В самом деле, с одной стороны, Экфесис, как и Псифос, запрещал говорить не только о «двух», но и об «одной» энергии, чтобы не давать повода думать, будто во Христе одна природа (Сергий справедливо считал энергию характеристикой природы). С другой стороны, запрещение выражения «две воли», сопровождаемое провозглашением одной, подразумевало, что воля у Христа не природная и не результат перихорисиса двух природный воль, но воля Ипостаси [1731] . Это и было содержательным ядром ереси монофелитства, с которой Максим в дальнейшем будет в союзе с Римом вести борьбу [1732] .
1731
Именно так, т. е. единством субъекта обосновывается единство воли в Эк– фесисе.
1732
Здесь следует отметить, что, хотя впервые тезис «ни одна, ни две энергии, но одна воля» появляется в первом послании папы Гонория патриарху Сергию, Гонорий во втором послании этот тезис уже не выдвигает, но придерживается позиции Псифоса: «Мы не должны утверждать ни одного, ни двух действий», к чему добавляет формулу папы Льва: «То и другое естество… действовало и производило каждое в общении с другим» (Деян.

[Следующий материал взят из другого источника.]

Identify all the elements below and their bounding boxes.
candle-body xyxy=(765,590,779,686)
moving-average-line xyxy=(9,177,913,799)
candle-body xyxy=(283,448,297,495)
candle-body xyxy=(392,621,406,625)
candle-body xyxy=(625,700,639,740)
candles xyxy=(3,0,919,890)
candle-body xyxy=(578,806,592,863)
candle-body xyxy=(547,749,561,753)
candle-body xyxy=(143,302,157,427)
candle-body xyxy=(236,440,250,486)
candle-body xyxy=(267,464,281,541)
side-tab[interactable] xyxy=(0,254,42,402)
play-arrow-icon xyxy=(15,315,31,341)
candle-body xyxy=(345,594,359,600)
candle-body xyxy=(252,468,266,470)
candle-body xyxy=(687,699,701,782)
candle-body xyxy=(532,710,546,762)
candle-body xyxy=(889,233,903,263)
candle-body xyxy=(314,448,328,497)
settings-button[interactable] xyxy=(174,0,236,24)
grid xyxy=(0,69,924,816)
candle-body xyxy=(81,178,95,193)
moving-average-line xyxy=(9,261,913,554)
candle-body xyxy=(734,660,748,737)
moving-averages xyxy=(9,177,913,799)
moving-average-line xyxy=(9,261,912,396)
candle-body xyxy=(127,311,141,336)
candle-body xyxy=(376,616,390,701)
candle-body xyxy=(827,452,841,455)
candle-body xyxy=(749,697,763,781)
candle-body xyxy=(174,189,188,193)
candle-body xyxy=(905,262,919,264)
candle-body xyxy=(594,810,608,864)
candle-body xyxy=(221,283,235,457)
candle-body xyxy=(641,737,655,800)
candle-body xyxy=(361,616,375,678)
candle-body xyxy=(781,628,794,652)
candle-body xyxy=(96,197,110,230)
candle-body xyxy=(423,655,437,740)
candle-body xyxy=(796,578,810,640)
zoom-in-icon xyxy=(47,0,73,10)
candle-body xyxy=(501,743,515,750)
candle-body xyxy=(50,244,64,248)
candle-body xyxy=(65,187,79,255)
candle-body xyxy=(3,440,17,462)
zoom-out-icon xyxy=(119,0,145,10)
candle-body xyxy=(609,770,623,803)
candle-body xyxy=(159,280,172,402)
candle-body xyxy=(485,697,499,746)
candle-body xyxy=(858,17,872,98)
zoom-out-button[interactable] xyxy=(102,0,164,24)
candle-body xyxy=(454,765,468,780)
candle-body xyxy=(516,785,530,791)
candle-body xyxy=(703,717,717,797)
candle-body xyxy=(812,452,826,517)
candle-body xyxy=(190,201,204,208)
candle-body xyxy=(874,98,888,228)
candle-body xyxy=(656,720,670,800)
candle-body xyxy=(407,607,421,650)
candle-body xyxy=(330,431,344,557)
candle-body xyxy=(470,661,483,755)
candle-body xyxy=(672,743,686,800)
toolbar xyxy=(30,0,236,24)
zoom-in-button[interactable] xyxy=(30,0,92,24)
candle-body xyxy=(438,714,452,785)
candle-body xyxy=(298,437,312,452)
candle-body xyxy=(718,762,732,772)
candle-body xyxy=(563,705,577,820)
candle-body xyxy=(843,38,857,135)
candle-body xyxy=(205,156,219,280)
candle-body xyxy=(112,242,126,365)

Т. IV. С. 195). Итак, если Сергий отошел от Псифоса в сторону антидиофелитства (для обоснования которого он воспользовался формулой Гонория), то Гонорий, напротив, отказался от своей же формулы «одна воля» и попытался увязать Псифос с традиционным римским богословием.
Можно только предполагать, почему именно в 640 г. (а не сразу по издании Экфесиса) Максим принялся столь активно писать на темы, связанные с полемикой против него. Именно в 640 г. произошло несколько важнейших церковно — политических событий. В этом году получил, наконец, императорское утверждение папа Северин, чему предшествовал целый ряд драматических событий. После смерти папы Гонория (638) Северин был избран в Риме почти сразу, однако власти в Константинополе попытались навязать апокрисиариям [1733] папы, в качестве условия его утверждения, признание Экфесиса. Апокрисиарии отказывались от этого, ссылаясь на то, что не имеют полномочий подписывать вероучительные документы. После долгой проволочки и целого ряда событий, включавших дипломатические маневры со стороны апокрисиариев и насилие со стороны Константинополя [1734] , папа Северин был утвержден в 640 г., причем его представителям удалось добиться этого без подписания Экфесиса [1735] . В последующие два месяца правления папы вопрос об Экфесисе перед ним больше не ставился, хотя формального разрыва между Римской и Константинопольской кафедрами, видимо, не произошло [1736] .
1733
Апокрисиарий исполнял примерно те же функции, что теперь поверенный в делах.
1734
В частности, экзарх императора в Италии опечатал, а потом разграбил, папскую сокровищницу и дворец.
1735
См.: Kelly J. N. D. Severinus // The Oxford Dictionary of Popes. Oxford University Press, 2006. Максим был в курсе всех этих событий, что видно по его письму игумену Фалассию Ливийскому (так называемое Письмо А (Ер Л), Mansi X, 677А-678С, сохранилось только на латыни), датируемом ок. 640 г., в котором он подробно передает всю историю утверждения папы Северина. Как замечает Ж. — К. Ларше (Ларше 2004. С. 172), это письмо, «несомненно, содержит первые критические высказывания прп. Максима против Экфесиса». В письме Максим высоко оценивает действия апокрисиариев (как их дипломатическое искусство, так и твердость в вере) и снимает с них какое-либо подозрение в поддержке Экфесиса.
1736
См.: Meyendorff 1989. Р. 363. Впрочем, Мейендорф, нам кажется, несправедлив и неточен, когда пишет о папах этого времени: «Their protests… did not entail severance of communion with the see of Constantinople: the Roman bishops of the seventh century lacked the energy and steadfastness of their predecessors». Если папа Северин и не порвал с Константинополем, трудно упрекать его в этом, имея в виду, что правление его продлилось всего два месяца, а до утверждения его императором он и его апокрисиарии мужественно держались в сложнейшей ситуации. Следующий же папа Иоанн IV (640–642) отверг Экфесис, а отношения с Константинополем не порвал, так как новый император определенно обещал его отменить (о чем мы скажем ниже). Твердую политику в отношении еретиков в Константинополе вел и следующий папа Феодор (642–649), осудивший ересь и порвавший (правда, не сразу) общение с Константинополем, а ему унаследовал мученик папа Мартин. Так что упрекать пап VII в. в слабости в отношении власти, по меньшей мере, некорректно (особенно если их сравнивать с патриархами Константинополя или Александрии того же периода).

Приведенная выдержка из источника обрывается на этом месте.